La palabra vituperio procede del latín “vituperium” que hace alusión a la acción y al efecto de vituperar, del latín “vituperare” derivado este verbo de “vitium” entendido como “vicio”, más “pars”, en el sentido de “sacar a la luz”. Un vituperio es una crítica severa; es hacer públicos los vicios de una persona o de un grupo.

Puede usarse para desaprobar la conducta de alguien: “Lancé contra mi vecino un vituperio al ver cómo castigaba a su pobre e indefenso perro” o “Recibí un vituperio de parte de otros conductores cuando realicé una mala maniobra con mi vehículo”.

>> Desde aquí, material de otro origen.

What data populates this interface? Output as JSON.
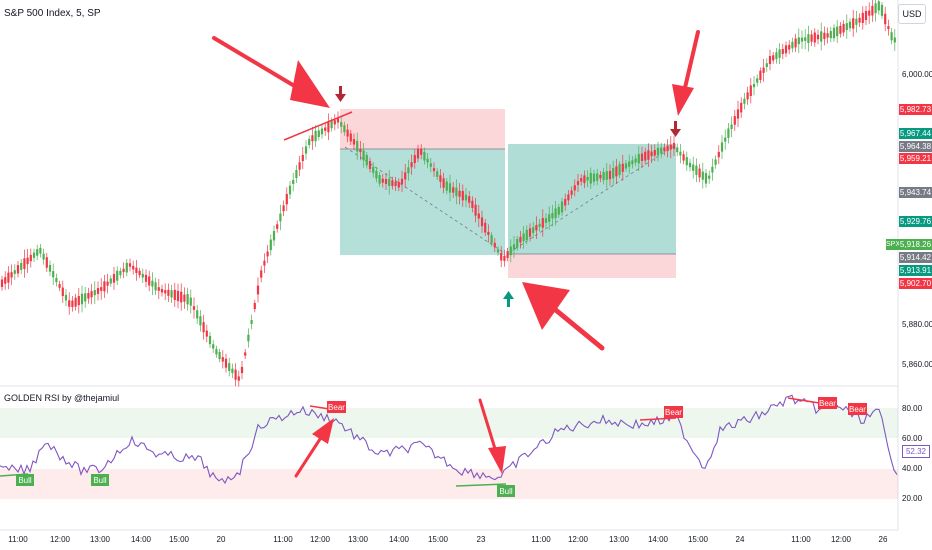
{
  "header": {
    "symbol": "S&P 500 Index, 5, SP",
    "currency_button": "USD"
  },
  "indicator": {
    "title": "GOLDEN RSI by @thejamiul"
  },
  "price_axis": {
    "labels": [
      "6,000.00",
      "5,880.00",
      "5,860.00"
    ],
    "tags": [
      {
        "text": "5,982.73",
        "color": "#f23645"
      },
      {
        "text": "5,967.44",
        "color": "#089981"
      },
      {
        "text": "5,964.38",
        "color": "#787b86"
      },
      {
        "text": "5,959.21",
        "color": "#f23645"
      },
      {
        "text": "5,943.74",
        "color": "#787b86"
      },
      {
        "text": "5,929.76",
        "color": "#089981"
      },
      {
        "text": "5,918.26",
        "color": "#4caf50"
      },
      {
        "text": "5,914.42",
        "color": "#787b86"
      },
      {
        "text": "5,913.91",
        "color": "#089981"
      },
      {
        "text": "5,902.70",
        "color": "#f23645"
      }
    ],
    "symbol_tag": "SPX"
  },
  "rsi_axis": {
    "labels": [
      "80.00",
      "60.00",
      "40.00",
      "20.00"
    ],
    "current": "52.32"
  },
  "time_axis": {
    "labels": [
      "11:00",
      "12:00",
      "13:00",
      "14:00",
      "15:00",
      "20",
      "11:00",
      "12:00",
      "13:00",
      "14:00",
      "15:00",
      "23",
      "11:00",
      "12:00",
      "13:00",
      "14:00",
      "15:00",
      "24",
      "11:00",
      "12:00",
      "26"
    ]
  },
  "signals": {
    "bull": [
      "Bull",
      "Bull",
      "Bull"
    ],
    "bear": [
      "Bear",
      "Bear",
      "Bear",
      "Bear"
    ]
  },
  "colors": {
    "up": "#4caf50",
    "down": "#f23645",
    "rsi": "#7e57c2",
    "annotation": "#f23645",
    "teal": "#089981"
  }
}
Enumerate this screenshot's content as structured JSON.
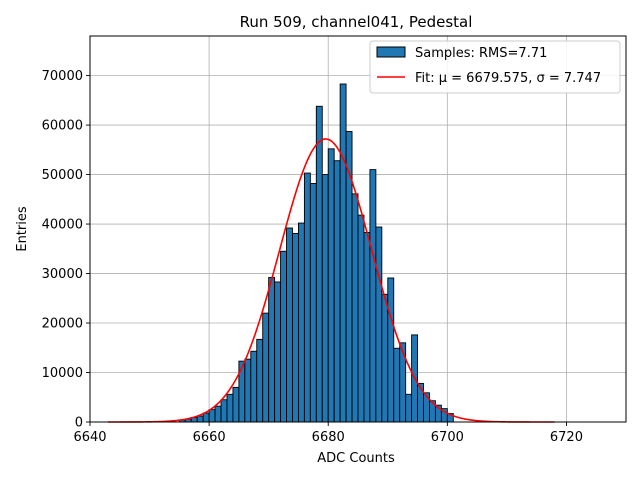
{
  "chart_data": {
    "type": "bar",
    "title": "Run 509, channel041, Pedestal",
    "xlabel": "ADC Counts",
    "ylabel": "Entries",
    "xlim": [
      6640,
      6730
    ],
    "ylim": [
      0,
      78000
    ],
    "grid": true,
    "legend_placement": "top-right",
    "xticks": [
      6640,
      6660,
      6680,
      6700,
      6720
    ],
    "yticks": [
      0,
      10000,
      20000,
      30000,
      40000,
      50000,
      60000,
      70000
    ],
    "bin_width": 1,
    "series": [
      {
        "name": "Samples: RMS=7.71",
        "kind": "histogram",
        "color": "#1f77b4",
        "edgecolor": "#000000",
        "bin_starts": [
          6655,
          6656,
          6657,
          6658,
          6659,
          6660,
          6661,
          6662,
          6663,
          6664,
          6665,
          6666,
          6667,
          6668,
          6669,
          6670,
          6671,
          6672,
          6673,
          6674,
          6675,
          6676,
          6677,
          6678,
          6679,
          6680,
          6681,
          6682,
          6683,
          6684,
          6685,
          6686,
          6687,
          6688,
          6689,
          6690,
          6691,
          6692,
          6693,
          6694,
          6695,
          6696,
          6697,
          6698,
          6699,
          6700
        ],
        "values": [
          400,
          600,
          900,
          1200,
          1800,
          2500,
          3200,
          4500,
          5600,
          7000,
          12300,
          12700,
          14300,
          16700,
          22000,
          29200,
          28300,
          34500,
          39200,
          38100,
          40200,
          50300,
          48200,
          63800,
          50000,
          55200,
          52800,
          68300,
          58700,
          46100,
          41800,
          38300,
          51000,
          39400,
          25800,
          29100,
          14900,
          16000,
          5600,
          17600,
          7800,
          5900,
          4300,
          3400,
          2700,
          1700
        ]
      },
      {
        "name": "Fit: μ = 6679.575, σ = 7.747",
        "kind": "gaussian_fit",
        "color": "#ff0000",
        "mu": 6679.575,
        "sigma": 7.747,
        "amplitude": 57200,
        "x_range": [
          6643,
          6718
        ]
      }
    ]
  }
}
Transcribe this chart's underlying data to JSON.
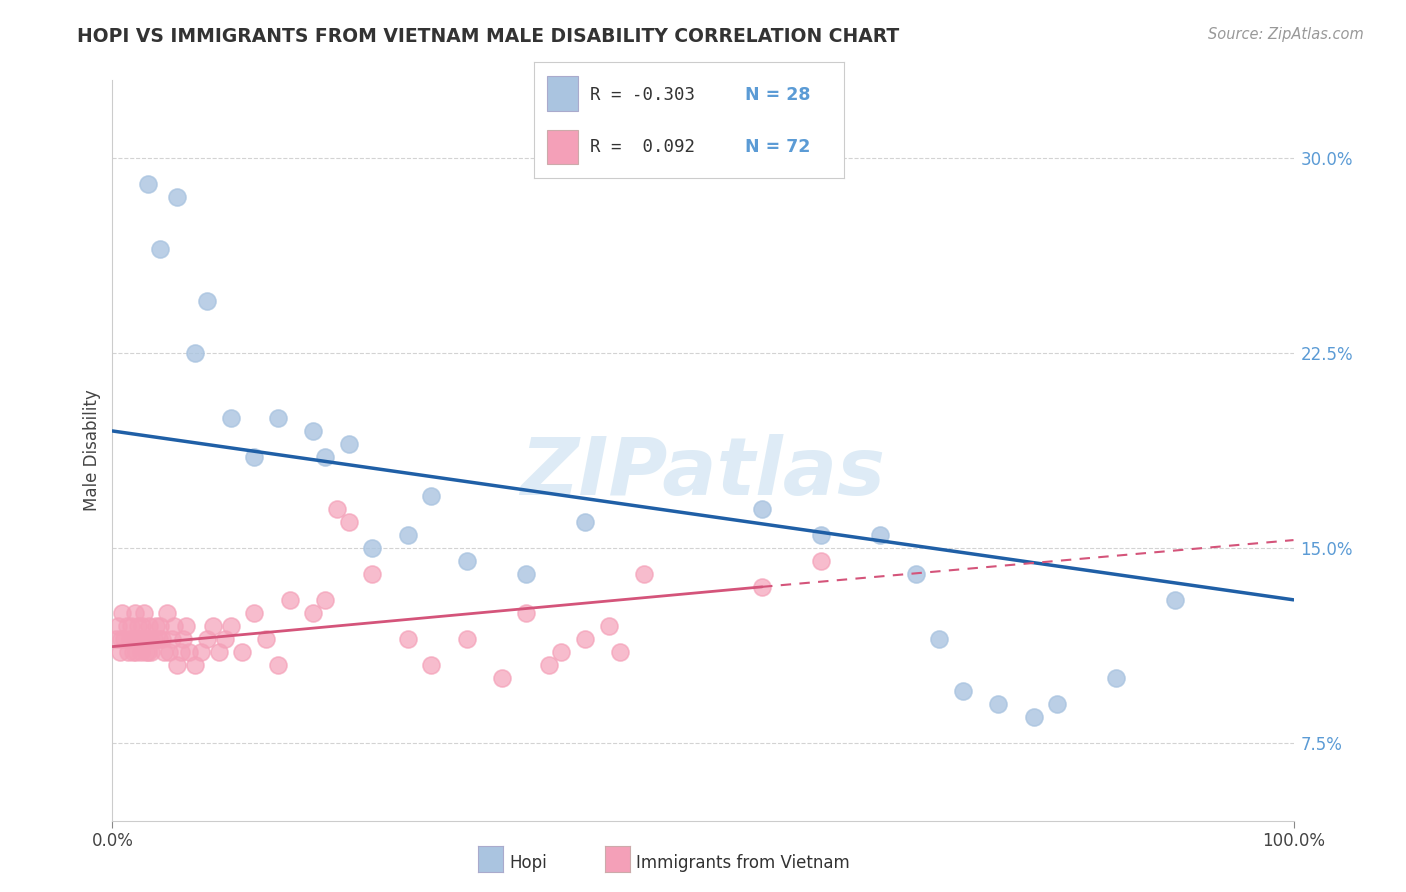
{
  "title": "HOPI VS IMMIGRANTS FROM VIETNAM MALE DISABILITY CORRELATION CHART",
  "source": "Source: ZipAtlas.com",
  "ylabel": "Male Disability",
  "xlim": [
    0.0,
    100.0
  ],
  "ylim": [
    4.5,
    33.0
  ],
  "xticks": [
    0.0,
    100.0
  ],
  "xtick_labels": [
    "0.0%",
    "100.0%"
  ],
  "yticks": [
    7.5,
    15.0,
    22.5,
    30.0
  ],
  "ytick_labels": [
    "7.5%",
    "15.0%",
    "22.5%",
    "30.0%"
  ],
  "legend_R_hopi": "-0.303",
  "legend_N_hopi": "28",
  "legend_R_vietnam": " 0.092",
  "legend_N_vietnam": "72",
  "hopi_color": "#aac4e0",
  "vietnam_color": "#f4a0b8",
  "trend_hopi_color": "#1f5fa6",
  "trend_vietnam_color": "#d4547a",
  "watermark": "ZIPatlas",
  "watermark_color": "#c8dff0",
  "background_color": "#ffffff",
  "grid_color": "#c8c8c8",
  "tick_color": "#5b9bd5",
  "hopi_x": [
    3.0,
    4.0,
    5.5,
    7.0,
    8.0,
    10.0,
    12.0,
    14.0,
    17.0,
    18.0,
    20.0,
    22.0,
    25.0,
    27.0,
    30.0,
    35.0,
    40.0,
    55.0,
    60.0,
    65.0,
    68.0,
    70.0,
    72.0,
    75.0,
    78.0,
    80.0,
    85.0,
    90.0
  ],
  "hopi_y": [
    29.0,
    26.5,
    28.5,
    22.5,
    24.5,
    20.0,
    18.5,
    20.0,
    19.5,
    18.5,
    19.0,
    15.0,
    15.5,
    17.0,
    14.5,
    14.0,
    16.0,
    16.5,
    15.5,
    15.5,
    14.0,
    11.5,
    9.5,
    9.0,
    8.5,
    9.0,
    10.0,
    13.0
  ],
  "vietnam_x": [
    0.3,
    0.5,
    0.6,
    0.7,
    0.8,
    1.0,
    1.2,
    1.3,
    1.5,
    1.6,
    1.7,
    1.8,
    1.9,
    2.0,
    2.1,
    2.2,
    2.3,
    2.4,
    2.5,
    2.6,
    2.7,
    2.8,
    2.9,
    3.0,
    3.1,
    3.2,
    3.3,
    3.5,
    3.7,
    3.9,
    4.0,
    4.2,
    4.4,
    4.6,
    4.8,
    5.0,
    5.2,
    5.5,
    5.8,
    6.0,
    6.2,
    6.5,
    7.0,
    7.5,
    8.0,
    8.5,
    9.0,
    9.5,
    10.0,
    11.0,
    12.0,
    13.0,
    14.0,
    15.0,
    17.0,
    18.0,
    19.0,
    20.0,
    22.0,
    25.0,
    27.0,
    30.0,
    33.0,
    35.0,
    37.0,
    38.0,
    40.0,
    42.0,
    43.0,
    45.0,
    55.0,
    60.0
  ],
  "vietnam_y": [
    11.5,
    12.0,
    11.0,
    11.5,
    12.5,
    11.5,
    12.0,
    11.0,
    11.5,
    12.0,
    11.0,
    11.5,
    12.5,
    11.0,
    11.5,
    12.0,
    11.5,
    11.0,
    12.0,
    11.5,
    12.5,
    11.0,
    11.5,
    11.0,
    12.0,
    11.5,
    11.0,
    11.5,
    12.0,
    11.5,
    12.0,
    11.5,
    11.0,
    12.5,
    11.0,
    11.5,
    12.0,
    10.5,
    11.0,
    11.5,
    12.0,
    11.0,
    10.5,
    11.0,
    11.5,
    12.0,
    11.0,
    11.5,
    12.0,
    11.0,
    12.5,
    11.5,
    10.5,
    13.0,
    12.5,
    13.0,
    16.5,
    16.0,
    14.0,
    11.5,
    10.5,
    11.5,
    10.0,
    12.5,
    10.5,
    11.0,
    11.5,
    12.0,
    11.0,
    14.0,
    13.5,
    14.5
  ],
  "trend_hopi_x0": 0.0,
  "trend_hopi_y0": 19.5,
  "trend_hopi_x1": 100.0,
  "trend_hopi_y1": 13.0,
  "trend_vietnam_solid_x0": 0.0,
  "trend_vietnam_solid_y0": 11.2,
  "trend_vietnam_solid_x1": 55.0,
  "trend_vietnam_solid_y1": 13.5,
  "trend_vietnam_dash_x0": 55.0,
  "trend_vietnam_dash_y0": 13.5,
  "trend_vietnam_dash_x1": 100.0,
  "trend_vietnam_dash_y1": 15.3
}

También para ofender o deshonrar: “Mi hija ha sido injustamente objeto de vituperios por parte de personas que apenas la conocen, basándose en comentarios mentirosos de su ex novio acerca de su conducta y moralidad”.

Recibir un vituperio no es nada agradable, especialmente si es injusto, y decirlo es la manifestación de un gran enojo, furia o intenso desagrado.

Cuando existe una multitud enardecida es común escuchar vituperios, por ejemplo en una cancha de fútbol contra un jugador que cometió un error o una falta; o en una manifestación, ante la medida impopular tomada por un gobernante.

Cuando se expresa un vituperio de modo público, en forma oral o escrita, y esta acusación es falsa, quien lo dijo o lo escribió puede ser pasible de un proceso y en caso de probarse y no retractarse públicamente, recibir una condena por el delito de calumnias o injurias.

De la mano del humorista chileno Jorge Romero Donoso, popularmente conocido como “Firulete” en ese país, vituperio se usa de modo coloquial, como sinónimo de fiesta o cóctel. También podría proceder del programa televisivo “Jappening con ja” creado en el año 1978 y que duró 26 temporadas, de temática humorística, donde se usaba vituperio, confundiendo el término ex profeso con vitualla (malapropismo), significando vitualla, comida excesiva.